NEHJ: It’s March 4, 2012, and You Can Play is introduced to the world. What was that day like for you?

Burke: It was certainly a nerve-wracking day for all of us. I was in New York and spent the morning doing media, then went to the Bruins-Rangers game where it debuted. At that point we had the support of the league, the teams, and numerous players. It was all about gauging how the fans would respond to it. Thankfully there was an overwhelmingly positive response.

NEHJ: No one aims low on their ultimate goals, but has all that YCP has achieved in its first year and a half exceeded your expectations in any way?

Burke: I think it definitely did in terms of how quickly it became a real part of the conversation in the NHL. We anticipated a good response, and anticipated that people would like us, but I don’t think we knew how quickly we would be seen as an integral part of the game. Players know us and reference us, fans talk about us, management calls on us. We were almost immediately a part of the hockey culture.

NEHJ: How much of a game-changer is the official partnership with the NHL and NHLPA?

Burke: It’s huge. First of all, to have an official position from both the NHL and the NHLPA that gay players and fans are welcome is amazing. The ability to provide resources and information directly to players is ground-breaking in how aggressively smart it is.

NEHJ: Does YCP have a hands-on role with the process of educating prospects?

Burke: Yes, we will be involved with educating prospects and currently players through resources and through the rookie symposium.

NEHJ: You’re always around the game. How much of an effect has YCP had on “hockey people” — from players to scouts, trainers, all the way up the ranks — whether behaviorally or conversationally?

Burke: I think it’s really helped change the tone of conversation. There was a decent amount of casual homophobia that we’d have to hear over the years, and that’s definitely slowed to almost nothing. The last time a scout said something homophobic in front of me, he called me a day later to personally apologize and swore he’d never do something like that again. Guys are starting to recognize that it’s not OK, and even correct other guys for their missteps.

NEHJ: You’ve publicly stated you’re opposed to any consideration of boycotting the Sochi Olympics. Does that feel contradictory, in any way, to what you and YCP stand for? Was it a stance you wrestled with at all?

Burke: No. We think our mission is fully served by participating in the Olympics and drawing as much attention as possible to the horrific crimes going on in Russia right now. Every LGBT sports figure we’ve spoken to agrees. And the Russian LGBT community wants the Olympics to continue. Not to mention the fact that a boycott was never considered as a possible option by any Olympic governing body or the U.S. government. So, no. We didn’t wrestle with it, because the boycott idea is a failure on every level.
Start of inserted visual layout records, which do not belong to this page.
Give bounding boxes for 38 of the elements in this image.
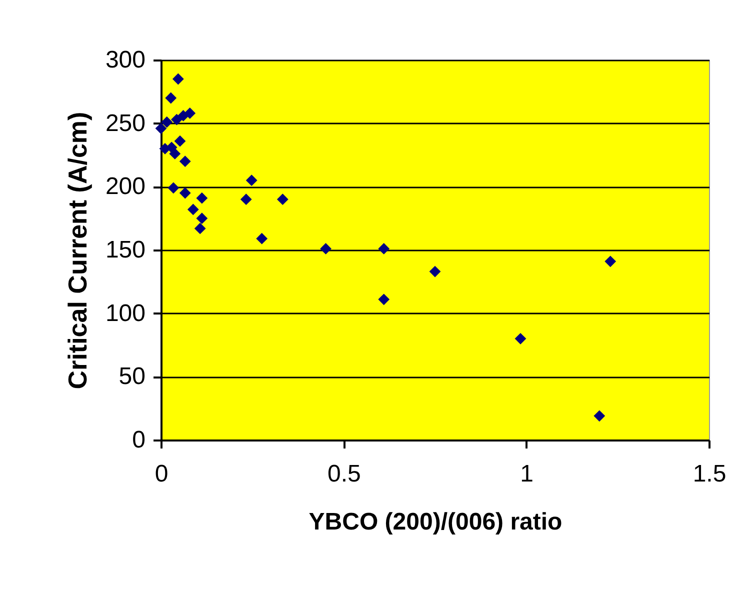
x-axis-title: YBCO (200)/(006) ratio — [308, 508, 562, 536]
point — [604, 256, 616, 268]
point — [246, 174, 258, 186]
point — [378, 294, 390, 306]
point — [276, 194, 288, 206]
point — [187, 204, 199, 216]
point — [171, 114, 182, 126]
point — [172, 73, 184, 85]
y-tick-label: 50 — [118, 363, 146, 390]
point — [378, 243, 390, 254]
y-tick-label: 250 — [105, 110, 146, 137]
point — [194, 222, 206, 234]
x-tick-label: 0 — [154, 460, 168, 488]
x-tick-label: 1.5 — [692, 460, 726, 488]
point — [240, 194, 252, 206]
x-tick-label: 0.5 — [327, 460, 361, 488]
point — [256, 232, 268, 244]
x-tick-label: 1 — [520, 460, 534, 488]
point — [514, 332, 526, 344]
point — [165, 92, 177, 104]
point — [161, 116, 173, 128]
y-tick-label: 150 — [105, 236, 146, 264]
point — [168, 182, 180, 194]
point — [196, 212, 208, 224]
point — [174, 135, 186, 147]
y-tick-label: 0 — [132, 426, 146, 454]
point — [179, 187, 191, 199]
y-tick-label: 300 — [105, 46, 146, 74]
y-axis-title: Critical Current (A/cm) — [62, 112, 92, 390]
point — [429, 266, 441, 278]
y-tick-label: 100 — [105, 300, 146, 327]
point — [320, 243, 332, 254]
point — [179, 156, 191, 168]
point — [169, 148, 181, 160]
y-tick-label: 200 — [105, 173, 146, 200]
point — [196, 192, 208, 204]
point — [178, 110, 189, 122]
point — [594, 410, 606, 422]
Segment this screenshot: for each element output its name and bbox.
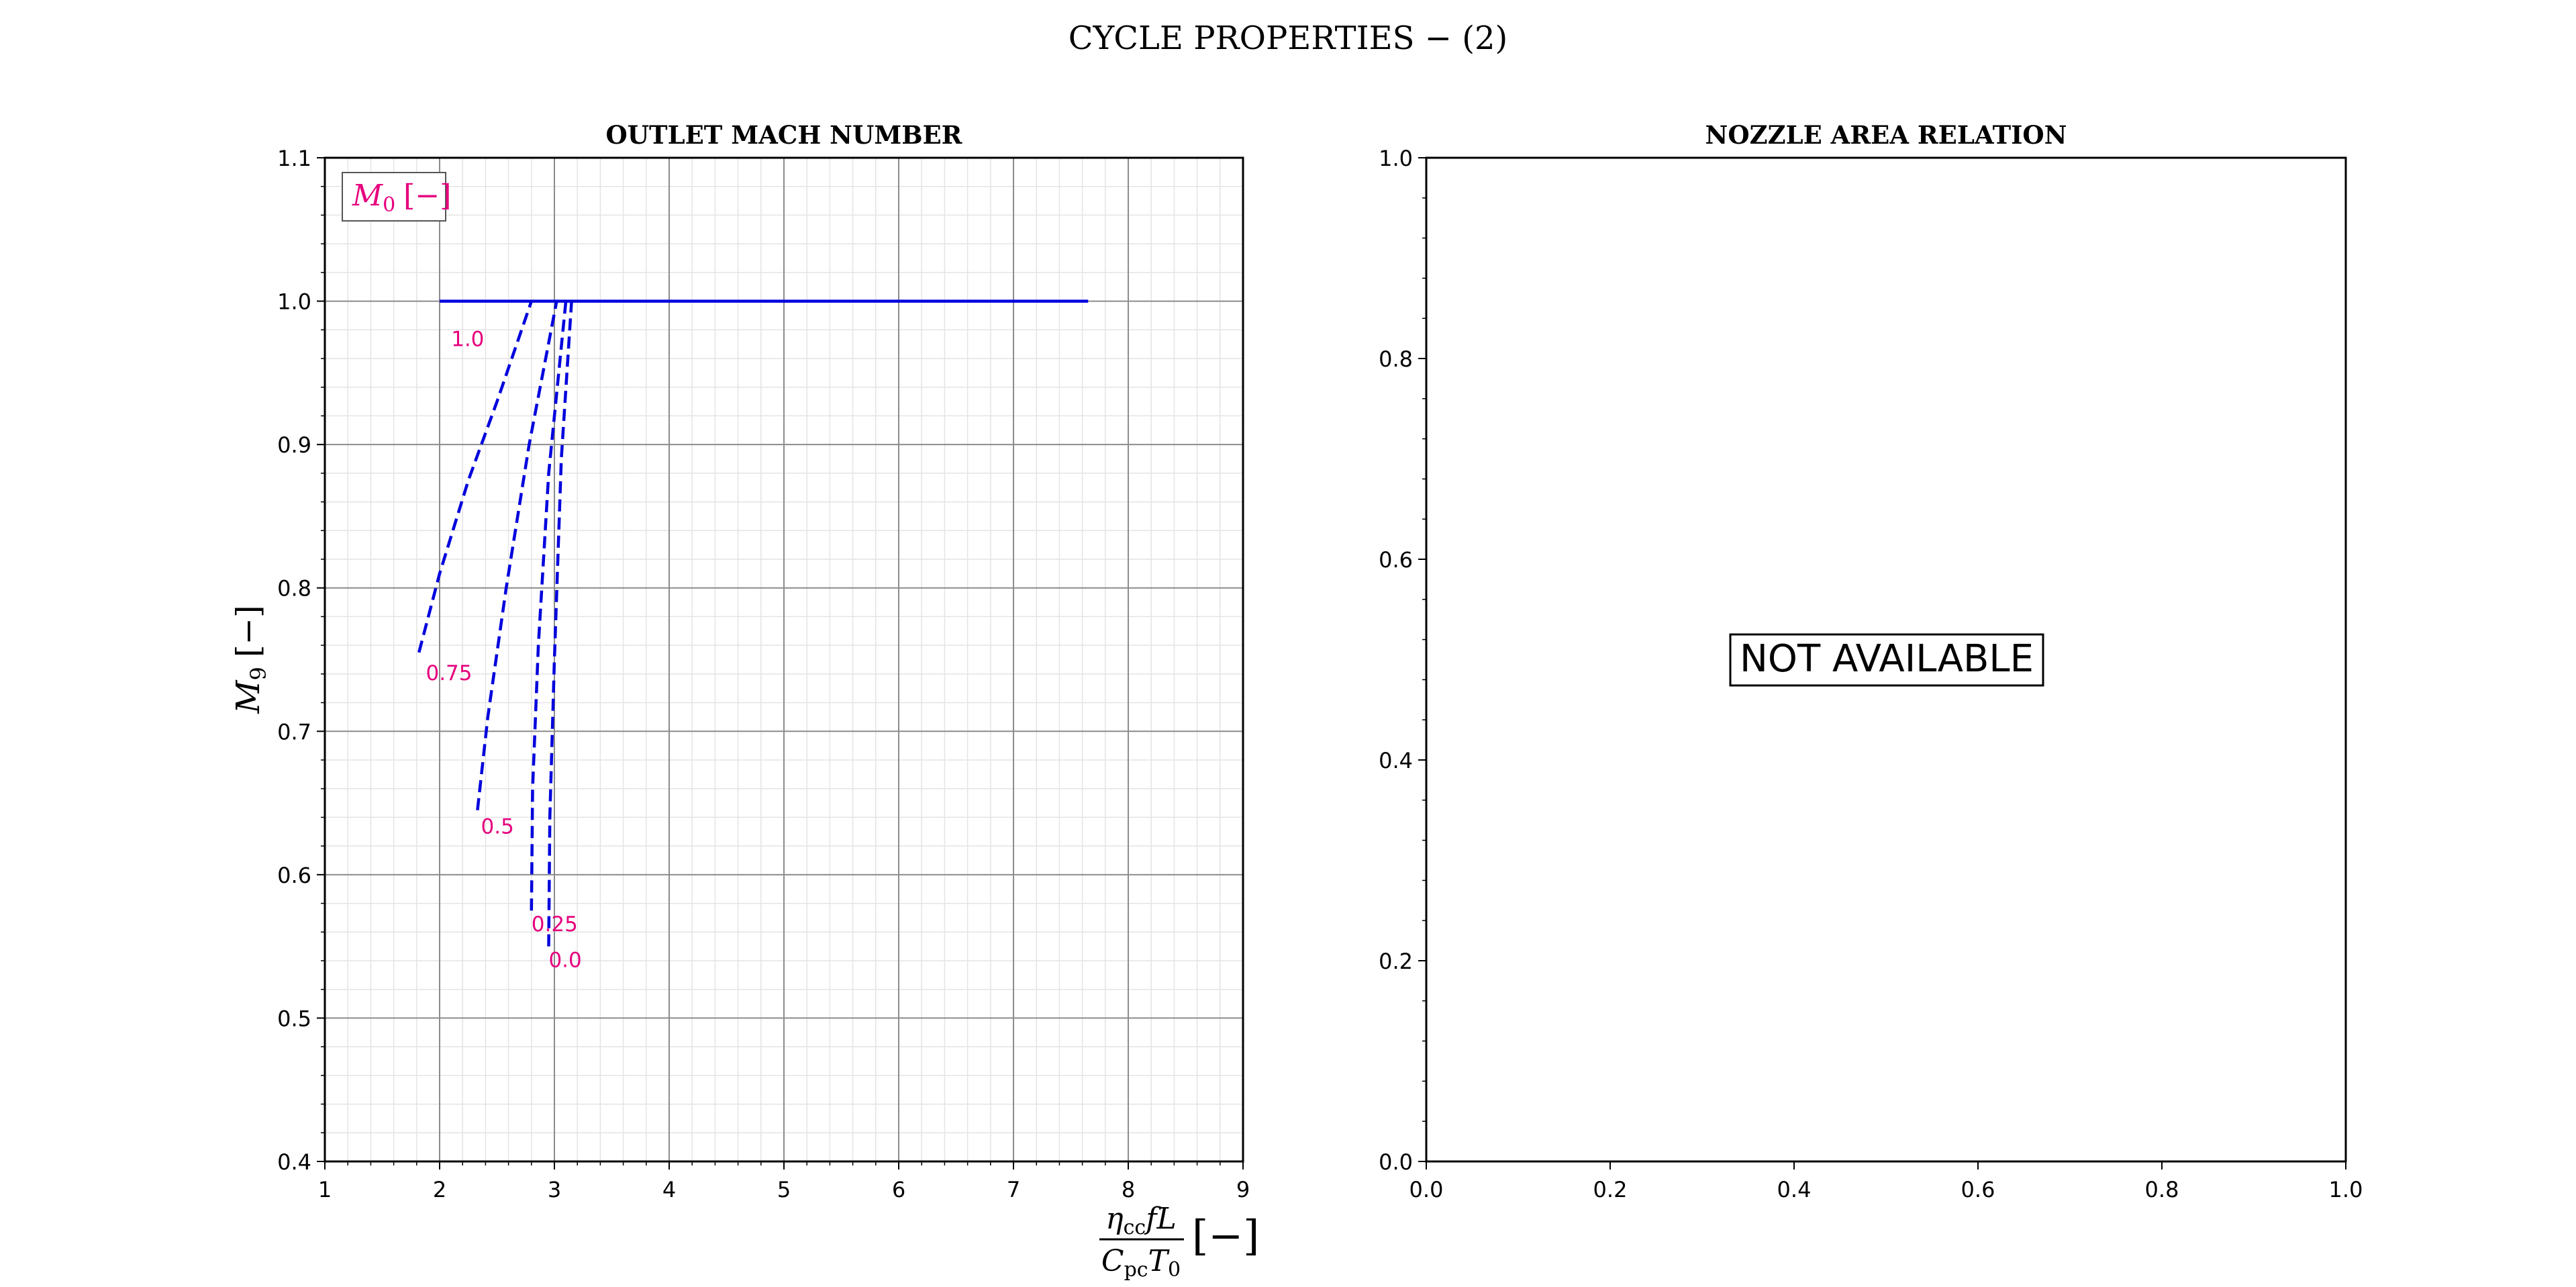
series-label: 0.25	[532, 912, 578, 937]
y-tick-label: 0.6	[1379, 547, 1413, 573]
series-line-0.5	[476, 301, 558, 811]
plot-nozzle-area-relation: 0.0 0.2 0.4 0.6 0.8 1.0 0.0 0.2 0.4 0.6 0.8 1.0 NOZ…	[1379, 120, 2363, 1202]
y-tick-label: 0.9	[277, 432, 311, 458]
x-axis-label: ηccfL CpcT0 [−]	[1099, 1202, 1259, 1282]
plot-title: OUTLET MACH NUMBER	[606, 120, 962, 150]
plot-outlet-mach-number: 1.0 0.75 0.5 0.25 0.0 1 2 3 4 5 6 7 8 9 0.4 0.5 0.6 0.7 0…	[230, 120, 1259, 1282]
series-label: 0.0	[548, 948, 581, 972]
y-tick-label: 0.4	[277, 1149, 311, 1175]
series-lines	[417, 299, 1089, 947]
plot-frame	[1425, 156, 2347, 1163]
series-line-0.0	[547, 301, 573, 947]
y-tick-label: 0.7	[277, 719, 311, 745]
series-labels: 1.0 0.75 0.5 0.25 0.0	[426, 328, 581, 973]
series-label: 0.75	[426, 661, 472, 685]
x-tick-label: 0.6	[1961, 1177, 1995, 1202]
series-label: 1.0	[451, 328, 484, 352]
figure-title: CYCLE PROPERTIES − (2)	[1069, 19, 1508, 57]
x-tick-label: 3	[548, 1177, 561, 1202]
x-tick-label: 8	[1122, 1177, 1135, 1202]
x-label-numerator: ηccfL	[1105, 1202, 1177, 1239]
series-label: 0.5	[481, 815, 514, 839]
y-axis-label: M9[−]	[230, 605, 271, 714]
y-tick-label: 0.8	[277, 576, 311, 602]
x-tick-label: 2	[433, 1177, 446, 1202]
series-line-0.75	[417, 300, 533, 653]
y-tick-label: 0.4	[1379, 748, 1413, 773]
x-tick-label: 6	[892, 1177, 905, 1202]
x-tick-label: 1	[318, 1177, 332, 1202]
not-available-box	[1729, 633, 2044, 687]
x-tick-label: 0.0	[1409, 1177, 1444, 1202]
y-tick-label: 0.2	[1379, 949, 1413, 974]
x-tick-label: 0.4	[1777, 1177, 1812, 1202]
y-tick-label: 1.0	[277, 289, 311, 315]
x-tick-label: 0.8	[2145, 1177, 2179, 1202]
legend: M0 [−]	[342, 172, 451, 222]
y-tick-label: 0.8	[1379, 346, 1413, 372]
legend-entry: M0 [−]	[352, 179, 451, 217]
x-tick-label: 1.0	[2329, 1177, 2363, 1202]
y-tick-label: 1.1	[277, 146, 311, 171]
y-tick-label: 0.5	[277, 1006, 311, 1031]
axis-ticks: 1 2 3 4 5 6 7 8 9 0.4 0.5 0.6 0.7 0.8 0.9 1.0 1.1	[277, 146, 1250, 1202]
not-available-text: NOT AVAILABLE	[1740, 637, 2034, 681]
x-tick-label: 7	[1007, 1177, 1020, 1202]
x-tick-label: 0.2	[1593, 1177, 1628, 1202]
plot-title: NOZZLE AREA RELATION	[1705, 120, 2067, 150]
series-line-0.25	[530, 301, 568, 911]
x-tick-label: 9	[1236, 1177, 1250, 1202]
minor-grid	[325, 158, 1243, 1161]
axis-ticks: 0.0 0.2 0.4 0.6 0.8 1.0 0.0 0.2 0.4 0.6 0.8 1.0	[1379, 146, 2363, 1202]
legend-box	[342, 172, 446, 222]
x-tick-label: 5	[777, 1177, 791, 1202]
x-tick-label: 4	[662, 1177, 676, 1202]
y-tick-label: 1.0	[1379, 146, 1413, 171]
x-label-unit: [−]	[1192, 1211, 1259, 1260]
y-tick-label: 0.6	[277, 863, 311, 888]
x-label-denominator: CpcT0	[1101, 1244, 1181, 1282]
y-tick-label: 0.0	[1379, 1149, 1413, 1175]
NEHJ: With so many high-profile, pro-LGBT NHLers and staff members — your dad included — representing the U.S. and Canada in Sochi, is it possible to rule out concerns of someone being made an example of by the Russian government?

Burke: No. We cannot and have not ruled out those concerns.

NEHJ: What about the fear of Russian citizens taking the law into their own hands?

Burke: That is more of a concern to us than the government acting, but both are possibilities. We consider both possibilities to be remote, but it is a non-zero threat.

NEHJ: Has You Can Play discussed any reactionary strategies if something like this were to happen?

Burke: We would respond appropriately to whatever situation arose.

NEHJ: Is knowing how proud Brendan would be of all the strides you, your dad, YCP and, heck, the sports world as a whole have made over these last few years something that crosses your mind on a daily basis?

Burke: I hope that Brendan would have been proud of us. I genuinely believe that he would be, otherwise I wouldn’t do it. I don’t think an hour goes by on any given day where I don’t think about him and miss him terribly. You Can Play has been an outlet for my grief, but nothing takes that feeling of loss away. I try to remember that this is something Brendan would have loved to see when he was 16, and that we are helping the next generation of gay athletes feel safer. I wish someone had done something like this when Brendan was in high school.